I Am Jesus Christ is a difficult game to make, he says, because he doesn not want to treat Jesus’s miracles and the key events of his life as mere missions or puzzles. “We can’t give the player too much freedom. We have to be strict about what is possible. We can’t allow players to just do crazy things.” Of course, so-called walking sims have been with us for a long time, and the best of them are great games, even if the player’s activities are limited, and the focus is on story.

That said, SimulaM has felt required to put certain game design conventions ahead of some religious beliefs. For example, while Christians believe Jesus lived as a divine being, fully formed, the game allows players to accrue powers RPG-style, so that they can use them to perform miracles as the story progresses.

Likewise, although the game is based only on the events of the New Testament, and it makes use of a lot of scripture, there are occasions when dialog needs to be written from scratch. Vysochanskiy cites an early scene in the game, in which Jesus speaks to his mother, Mary, and asks for help finding his cousin. “You don’t see that dialog in the Bible, right? But we assumed that it happened like that. It’s similar to the movies.”

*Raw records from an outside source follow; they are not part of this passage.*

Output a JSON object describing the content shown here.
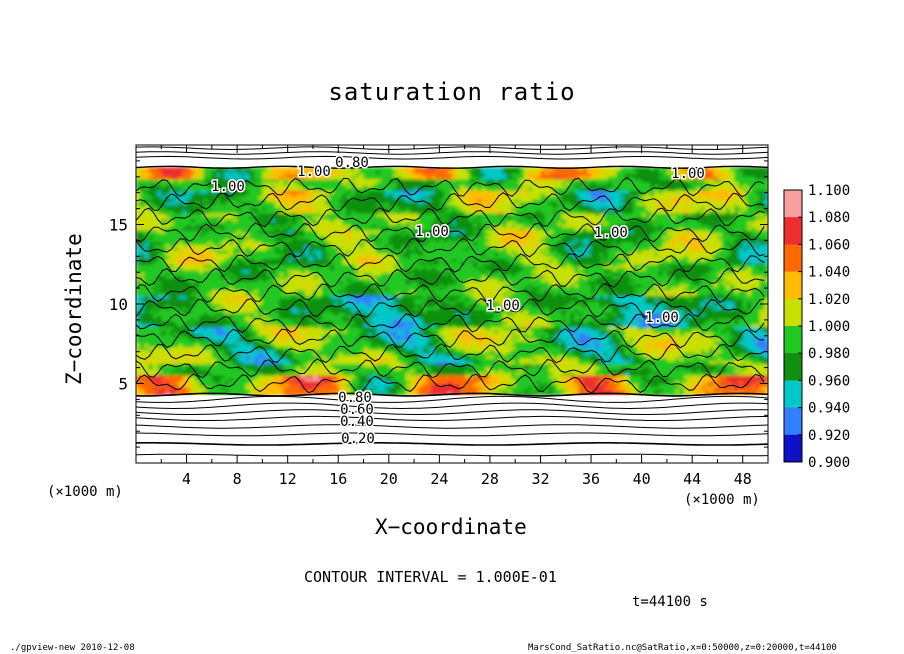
{
  "title": "saturation ratio",
  "xlabel": "X−coordinate",
  "ylabel": "Z−coordinate",
  "x_unit_left": "(×1000 m)",
  "x_unit_right": "(×1000 m)",
  "contour_interval": "CONTOUR INTERVAL = 1.000E-01",
  "time_label": "t=44100 s",
  "footer_left": "./gpview-new  2010-12-08",
  "footer_right": "MarsCond_SatRatio.nc@SatRatio,x=0:50000,z=0:20000,t=44100",
  "chart_data": {
    "type": "heatmap",
    "title": "saturation ratio",
    "xlabel": "X−coordinate",
    "ylabel": "Z−coordinate",
    "xlim": [
      0,
      50
    ],
    "ylim": [
      0,
      20
    ],
    "x_ticks": [
      "4",
      "8",
      "12",
      "16",
      "20",
      "24",
      "28",
      "32",
      "36",
      "40",
      "44",
      "48"
    ],
    "y_ticks": [
      "5",
      "10",
      "15"
    ],
    "colorbar": {
      "levels": [
        "1.100",
        "1.080",
        "1.060",
        "1.040",
        "1.020",
        "1.000",
        "0.980",
        "0.960",
        "0.940",
        "0.920",
        "0.900"
      ],
      "colors": [
        "#f8a0a0",
        "#ee2e2e",
        "#ff6a00",
        "#ffbb00",
        "#c8e000",
        "#22c822",
        "#109010",
        "#00c8c8",
        "#3280ff",
        "#1010c8",
        "#6020a8"
      ]
    },
    "contour_labels": [
      "0.80",
      "1.00",
      "1.00",
      "1.00",
      "1.00",
      "1.00",
      "1.00",
      "1.00",
      "0.80",
      "0.60",
      "0.40",
      "0.20"
    ],
    "low_level_contours_km": [
      0.5,
      1.2,
      1.8,
      2.3,
      2.8,
      3.2,
      3.6,
      4.0
    ],
    "top_contours_km": [
      19.2,
      19.5,
      19.8
    ],
    "moist_layer_km": [
      4.3,
      18.6
    ]
  }
}
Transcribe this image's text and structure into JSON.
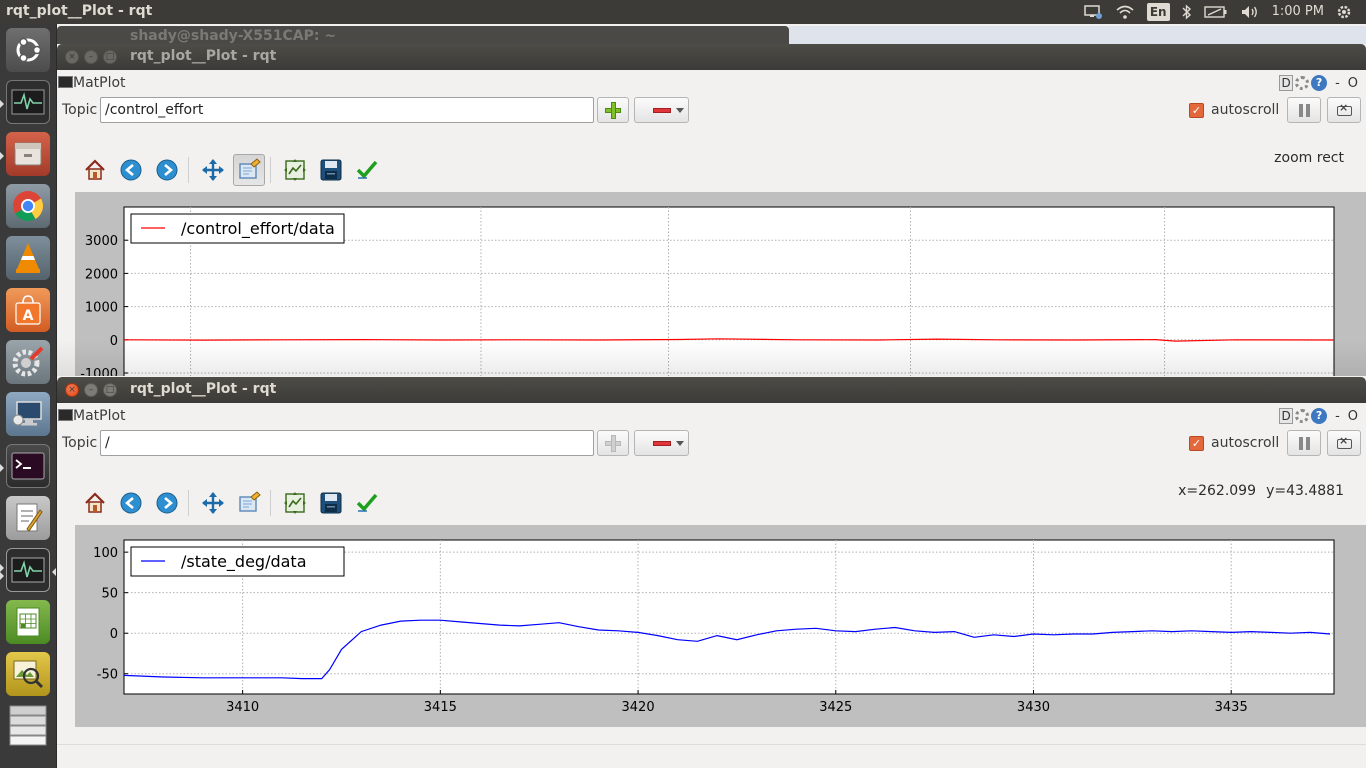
{
  "top_panel": {
    "app_title": "rqt_plot__Plot - rqt",
    "keyboard_layout": "En",
    "clock": "1:00 PM"
  },
  "background_window": {
    "title": "shady@shady-X551CAP: ~"
  },
  "window_top": {
    "title": "rqt_plot__Plot - rqt",
    "plugin_label": "MatPlot",
    "plugin_controls": {
      "d_label": "D",
      "help_label": "?",
      "minus_label": "-",
      "close_label": "O"
    },
    "topic_label": "Topic",
    "topic_value": "/control_effort",
    "add_enabled": true,
    "autoscroll_label": "autoscroll",
    "autoscroll_checked": true,
    "readout": "zoom rect",
    "zoom_pressed": true,
    "chart_data": {
      "type": "line",
      "x": [
        3407.0,
        3409.0,
        3411.0,
        3413.0,
        3415.0,
        3417.0,
        3419.0,
        3421.0,
        3422.0,
        3424.0,
        3426.0,
        3427.5,
        3429.0,
        3431.0,
        3433.0,
        3433.5,
        3435.0,
        3437.5
      ],
      "series": [
        {
          "name": "/control_effort/data",
          "color": "#ff0000",
          "values": [
            0,
            -10,
            0,
            5,
            -5,
            0,
            -5,
            10,
            30,
            0,
            -5,
            20,
            0,
            -5,
            5,
            -40,
            0,
            -5
          ]
        }
      ],
      "yticks": [
        "3000",
        "2000",
        "1000",
        "0",
        "-1000"
      ],
      "ylim": [
        -1000,
        4000
      ],
      "grid": true,
      "legend_position": "upper-left"
    }
  },
  "window_bottom": {
    "title": "rqt_plot__Plot - rqt",
    "plugin_label": "MatPlot",
    "plugin_controls": {
      "d_label": "D",
      "help_label": "?",
      "minus_label": "-",
      "close_label": "O"
    },
    "topic_label": "Topic",
    "topic_value": "/",
    "add_enabled": false,
    "autoscroll_label": "autoscroll",
    "autoscroll_checked": true,
    "readout_x": "x=262.099",
    "readout_y": "y=43.4881",
    "zoom_pressed": false,
    "chart_data": {
      "type": "line",
      "x": [
        3407.0,
        3408.0,
        3409.0,
        3410.0,
        3411.0,
        3411.5,
        3412.0,
        3412.2,
        3412.5,
        3413.0,
        3413.5,
        3414.0,
        3414.5,
        3415.0,
        3415.5,
        3416.0,
        3416.5,
        3417.0,
        3417.5,
        3418.0,
        3418.5,
        3419.0,
        3419.5,
        3420.0,
        3420.5,
        3421.0,
        3421.5,
        3422.0,
        3422.5,
        3423.0,
        3423.5,
        3424.0,
        3424.5,
        3425.0,
        3425.5,
        3426.0,
        3426.5,
        3427.0,
        3427.5,
        3428.0,
        3428.5,
        3429.0,
        3429.5,
        3430.0,
        3430.5,
        3431.0,
        3431.5,
        3432.0,
        3432.5,
        3433.0,
        3433.5,
        3434.0,
        3434.5,
        3435.0,
        3435.5,
        3436.0,
        3436.5,
        3437.0,
        3437.5
      ],
      "series": [
        {
          "name": "/state_deg/data",
          "color": "#0000ff",
          "values": [
            -52,
            -54,
            -55,
            -55,
            -55,
            -56,
            -56,
            -45,
            -20,
            2,
            10,
            15,
            16,
            16,
            14,
            12,
            10,
            9,
            11,
            13,
            8,
            4,
            3,
            1,
            -3,
            -8,
            -10,
            -3,
            -8,
            -2,
            3,
            5,
            6,
            3,
            2,
            5,
            7,
            3,
            1,
            2,
            -5,
            -2,
            -4,
            -1,
            -2,
            -1,
            -1,
            1,
            2,
            3,
            2,
            3,
            2,
            1,
            2,
            1,
            0,
            1,
            -1
          ]
        }
      ],
      "xticks": [
        "3410",
        "3415",
        "3420",
        "3425",
        "3430",
        "3435"
      ],
      "yticks": [
        "100",
        "50",
        "0",
        "-50"
      ],
      "xlim": [
        3407.0,
        3437.6
      ],
      "ylim": [
        -75,
        115
      ],
      "grid": true,
      "legend_position": "upper-left"
    }
  },
  "launcher": [
    {
      "name": "ubuntu-dash-icon"
    },
    {
      "name": "system-monitor-icon"
    },
    {
      "name": "files-icon"
    },
    {
      "name": "chrome-icon"
    },
    {
      "name": "vlc-icon"
    },
    {
      "name": "software-center-icon"
    },
    {
      "name": "system-settings-icon"
    },
    {
      "name": "remote-desktop-icon"
    },
    {
      "name": "terminal-icon"
    },
    {
      "name": "text-editor-icon"
    },
    {
      "name": "rqt-plot-icon"
    },
    {
      "name": "spreadsheet-icon"
    },
    {
      "name": "image-viewer-icon"
    },
    {
      "name": "workspace-switcher-icon"
    }
  ]
}
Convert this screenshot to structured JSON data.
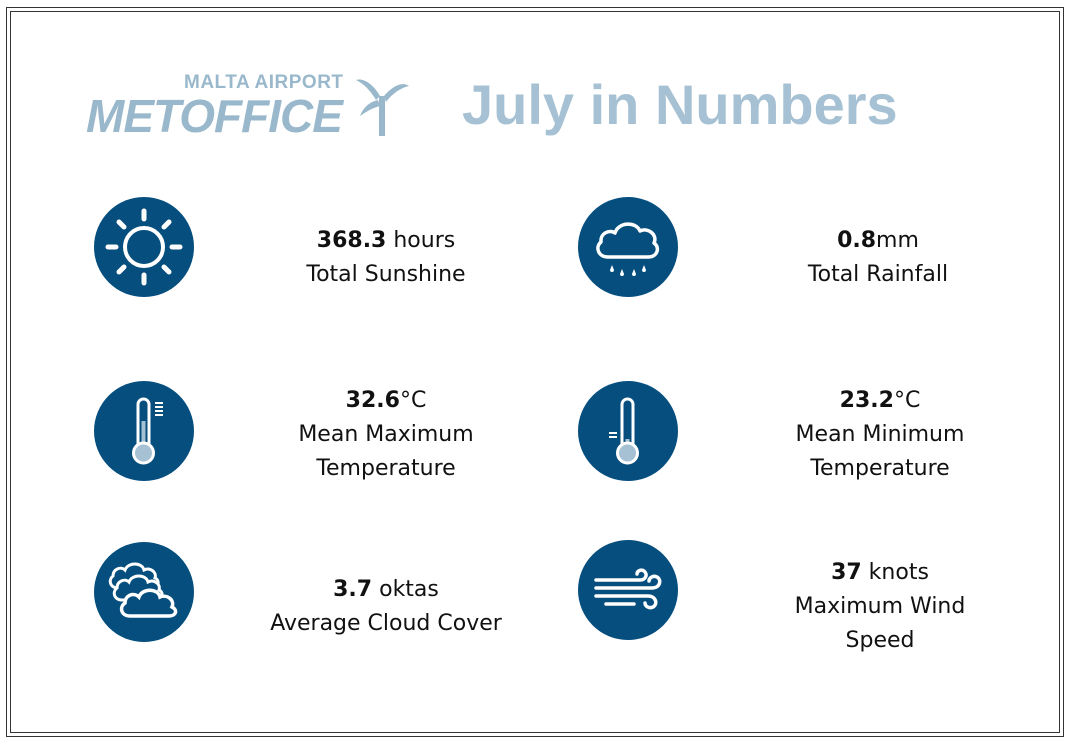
{
  "header": {
    "logo_top": "MALTA AIRPORT",
    "logo_main": "METOFFICE",
    "title": "July in Numbers"
  },
  "stats": {
    "sunshine": {
      "value": "368.3",
      "unit": " hours",
      "label": "Total Sunshine",
      "icon": "sun-icon"
    },
    "rainfall": {
      "value": "0.8",
      "unit": "mm",
      "label": "Total Rainfall",
      "icon": "rain-cloud-icon"
    },
    "max_temp": {
      "value": "32.6",
      "unit": "°C",
      "label_line1": "Mean Maximum",
      "label_line2": "Temperature",
      "icon": "thermometer-high-icon"
    },
    "min_temp": {
      "value": "23.2",
      "unit": "°C",
      "label_line1": "Mean Minimum",
      "label_line2": "Temperature",
      "icon": "thermometer-low-icon"
    },
    "cloud": {
      "value": "3.7",
      "unit": " oktas",
      "label": "Average Cloud Cover",
      "icon": "clouds-icon"
    },
    "wind": {
      "value": "37",
      "unit": " knots",
      "label_line1": "Maximum Wind",
      "label_line2": "Speed",
      "icon": "wind-icon"
    }
  },
  "colors": {
    "icon_background": "#054e7e",
    "header_text": "#9ab8cc"
  }
}
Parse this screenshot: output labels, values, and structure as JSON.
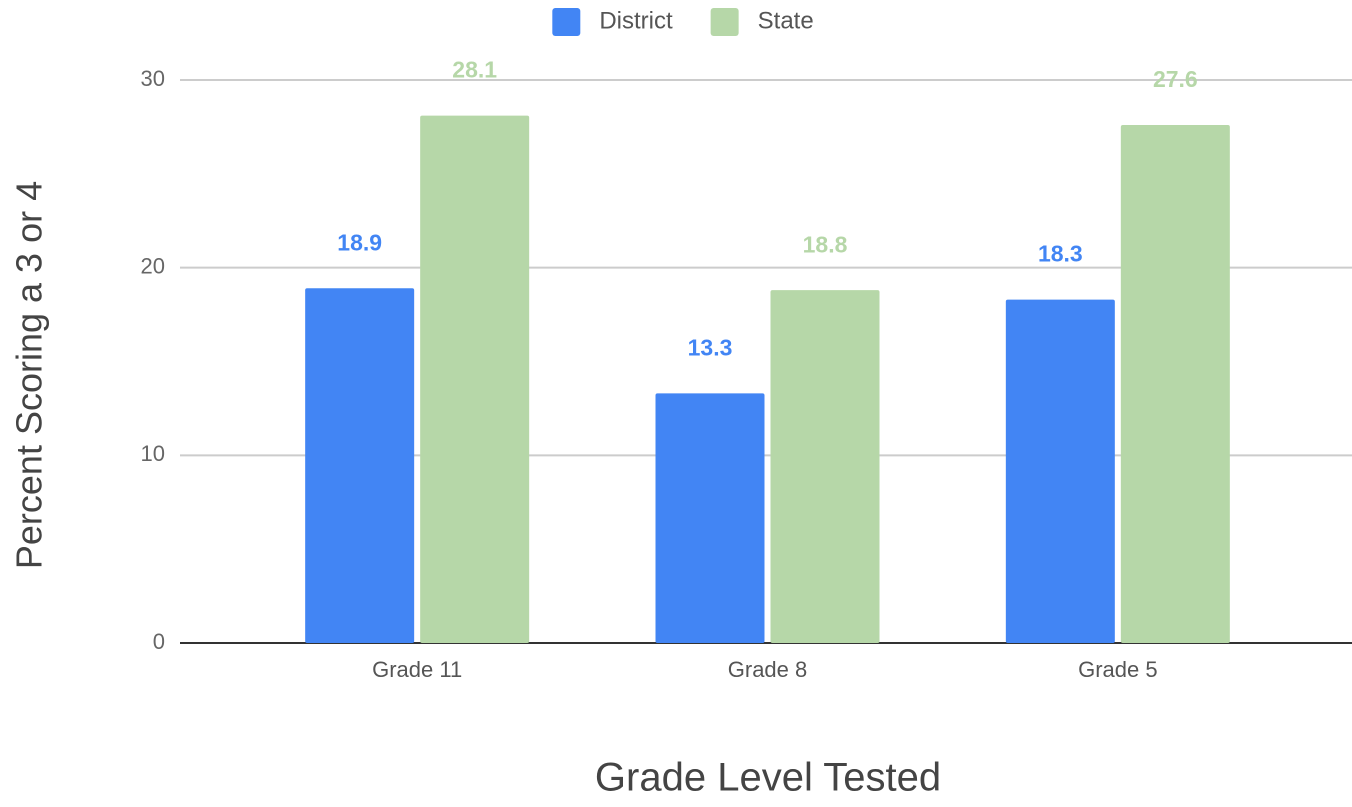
{
  "chart_data": {
    "type": "bar",
    "categories": [
      "Grade 11",
      "Grade 8",
      "Grade 5"
    ],
    "series": [
      {
        "name": "District",
        "color": "#4285f4",
        "values": [
          18.9,
          13.3,
          18.3
        ]
      },
      {
        "name": "State",
        "color": "#b6d7a8",
        "values": [
          28.1,
          18.8,
          27.6
        ]
      }
    ],
    "x_label": "Grade Level Tested",
    "y_label": "Percent Scoring a 3 or 4",
    "ylim": [
      0,
      30
    ],
    "yticks": [
      0,
      10,
      20,
      30
    ],
    "grid": true,
    "legend": "top"
  }
}
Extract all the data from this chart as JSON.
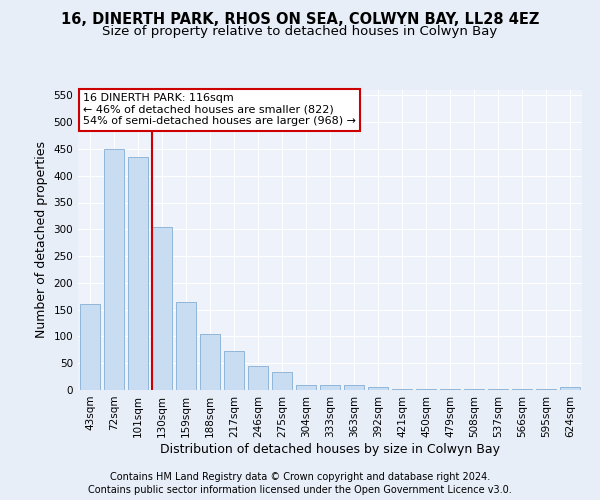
{
  "title1": "16, DINERTH PARK, RHOS ON SEA, COLWYN BAY, LL28 4EZ",
  "title2": "Size of property relative to detached houses in Colwyn Bay",
  "xlabel": "Distribution of detached houses by size in Colwyn Bay",
  "ylabel": "Number of detached properties",
  "categories": [
    "43sqm",
    "72sqm",
    "101sqm",
    "130sqm",
    "159sqm",
    "188sqm",
    "217sqm",
    "246sqm",
    "275sqm",
    "304sqm",
    "333sqm",
    "363sqm",
    "392sqm",
    "421sqm",
    "450sqm",
    "479sqm",
    "508sqm",
    "537sqm",
    "566sqm",
    "595sqm",
    "624sqm"
  ],
  "values": [
    160,
    450,
    435,
    305,
    165,
    105,
    73,
    44,
    33,
    10,
    10,
    10,
    5,
    2,
    2,
    2,
    2,
    2,
    2,
    2,
    5
  ],
  "bar_color": "#c9ddf2",
  "bar_edge_color": "#85aed4",
  "vline_x": 2.57,
  "vline_color": "#cc0000",
  "annotation_line1": "16 DINERTH PARK: 116sqm",
  "annotation_line2": "← 46% of detached houses are smaller (822)",
  "annotation_line3": "54% of semi-detached houses are larger (968) →",
  "annotation_box_color": "#ffffff",
  "annotation_box_edge": "#cc0000",
  "ylim": [
    0,
    560
  ],
  "yticks": [
    0,
    50,
    100,
    150,
    200,
    250,
    300,
    350,
    400,
    450,
    500,
    550
  ],
  "bg_color": "#e8eef8",
  "plot_bg_color": "#eef2fb",
  "footer1": "Contains HM Land Registry data © Crown copyright and database right 2024.",
  "footer2": "Contains public sector information licensed under the Open Government Licence v3.0.",
  "title_fontsize": 10.5,
  "subtitle_fontsize": 9.5,
  "label_fontsize": 9,
  "tick_fontsize": 7.5,
  "footer_fontsize": 7,
  "annotation_fontsize": 8
}
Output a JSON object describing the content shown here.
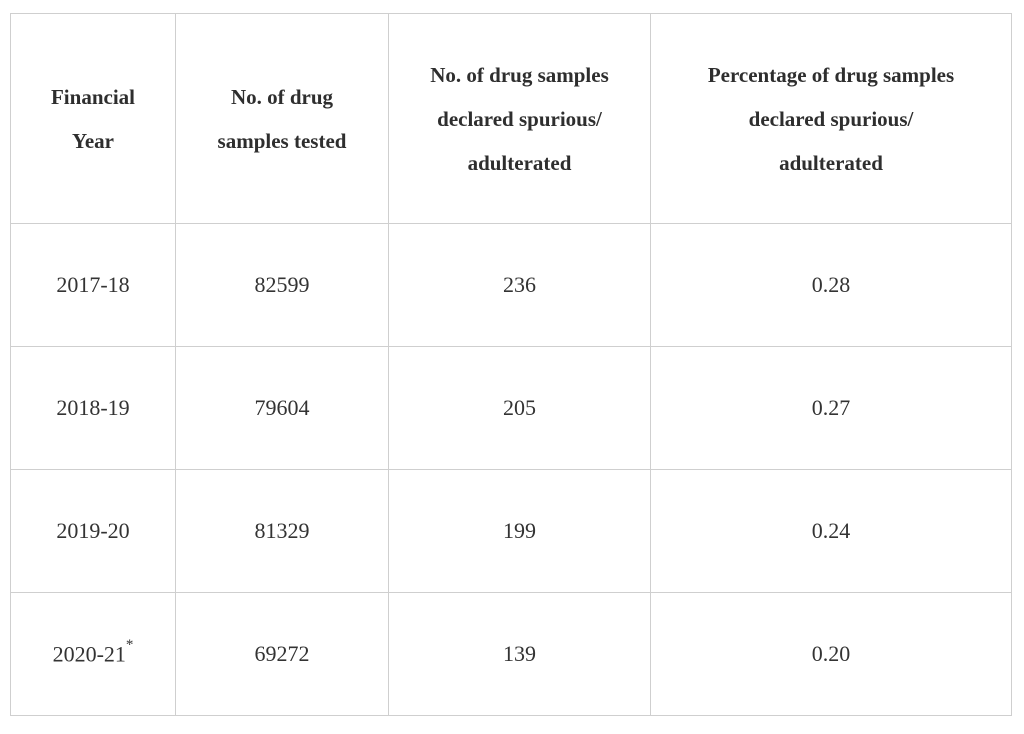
{
  "table": {
    "headers": [
      [
        "Financial",
        "Year"
      ],
      [
        "No. of drug",
        "samples tested"
      ],
      [
        "No. of drug samples",
        "declared spurious/",
        "adulterated"
      ],
      [
        "Percentage of drug samples",
        "declared spurious/",
        "adulterated"
      ]
    ],
    "rows": [
      [
        "2017-18",
        "82599",
        "236",
        "0.28"
      ],
      [
        "2018-19",
        "79604",
        "205",
        "0.27"
      ],
      [
        "2019-20",
        "81329",
        "199",
        "0.24"
      ],
      [
        {
          "text": "2020-21",
          "sup": "*"
        },
        "69272",
        "139",
        "0.20"
      ]
    ]
  }
}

Religion is a famously contentious issue, even among co-religionists. Does he expect pushback from people opposed to the game. “We are living on Earth and there are 8 billion people and many of them are Christians but they are not all the same. Some are fanatical and perhaps they don’t think we should be doing this game at all. Others want to find a way to connect with Jesus through a game. We cannot please everyone. We listen to the community and we take their feedback seriously. They are happy with what they see so far.”

I Am Jesus Christ is scheduled for an early access release later this year.

Colin Campbell

Colin Campbell has been reporting on the gaming industry for more than three decades, including for Polygon, IGN, The Guardian, Next Generation, and The Economist.